Aleksey Yerhov: Halihazırda bir kaç müzakere turu hayata geçirilmiştir. Son turu da şu anda yapılmaktadır. Tabii ki katılımcıların üzerinde çalıştığı metinleri görmedim bu yüzden tüm bu başlıklar hakkında yorum yapamam. Ancak Rusya'nın ana talepleri belli, yönetimimiz bunları defalarca kamuoyuna duyurdu. Özellikle müzakerelerin kilit noktalarından biri Ukrayna'nın tarafsız statü kazanması ve NATO'ya girmemesidir. Anlaşılan bu konuda iki taraf tutumlarını birbirine yaklaştırdı. Diğer önemli talebimimiz de Ukrayna'nın silahsızlandırılmasıdır. Yani bu ülkenin topraklarından bir daha ulusal güvenliğimize yönelik bir tehdit yükselmemesi sağlayacak bir dizi anlaşmadır. Diğer konuda Ukrayna'yı nazilerden arındırma sürecinin gerçekleştirilmesidir. Son olarak müzakerinin kilit konuları arasında Donbass'ın nasıl yönetileceği yer almaktadır. Yukarıda bahsettiklerim tartışmanın kilit noktalarıdır. Dile getirdiğiniz ifadeye gelince. O kesinlikle gerçeği yansıtmamakta. Birincisi Rusya kaybetmiyor. Harekatımız ilerliyor. İkincisi daha başlangıçta sadece Ukrayna'ya değil, bu ülkenin dış politikasını belirleyenlere müzakere masasına oturmayı teklif ettik. Bizimle konuşmak istemediler. Şimdi konuşmak istiyorlar.

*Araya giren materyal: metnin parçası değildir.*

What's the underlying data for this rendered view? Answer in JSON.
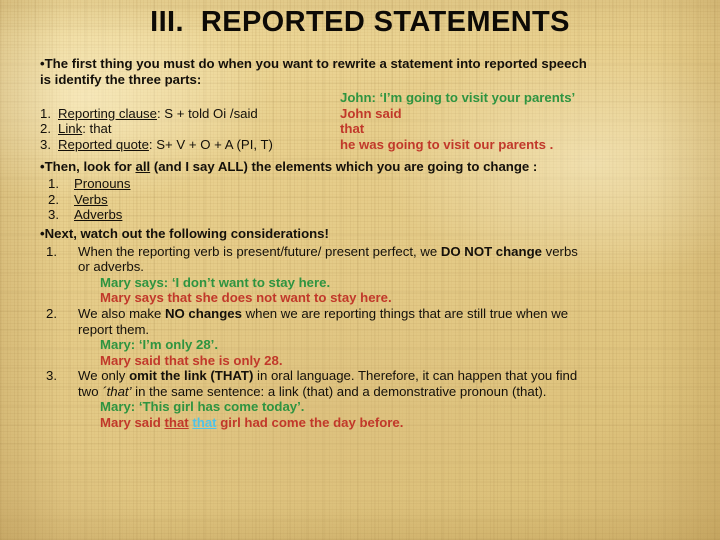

ABD'NİN ÇİN'İ BASKILAMA ÇABALARI
Soru: Çin lideri Şi Cinping, ABD Başkanı Joe Biden ile bir telefon görüşmesi gerçekleştirdi. Görüşmede Biden'ın, Çin'in Rusya'ya destek olmaması konusunda bazı ifadeleri olduğu belirtildi yapılan açıklamalarda. Bu görüşmeyi nasıl değerlendirirsiniz?
Aleksey Yerhov: Elbette böl ve yönet ilkesi batılı devletler tarafından politikalarında yaygın olarak kullanılmaktadır. Çin-ABD ilişkilerindeki son olaylar bunun başka bir teyididir. Pratikte bu Çinli blog yazarlarından birinin isabetli bir şekilde tanımladığı gibi ''Düşmanımla başa çıkmama yardım edin, böylece sizinle başa çıkabileyim'' anlamına gelir. Ancak Çin Halk Cumhuriyeti'ni korkutmayı şimdiye kadar kimsenin başaramadığına ve başaramayacağına inanıyorum.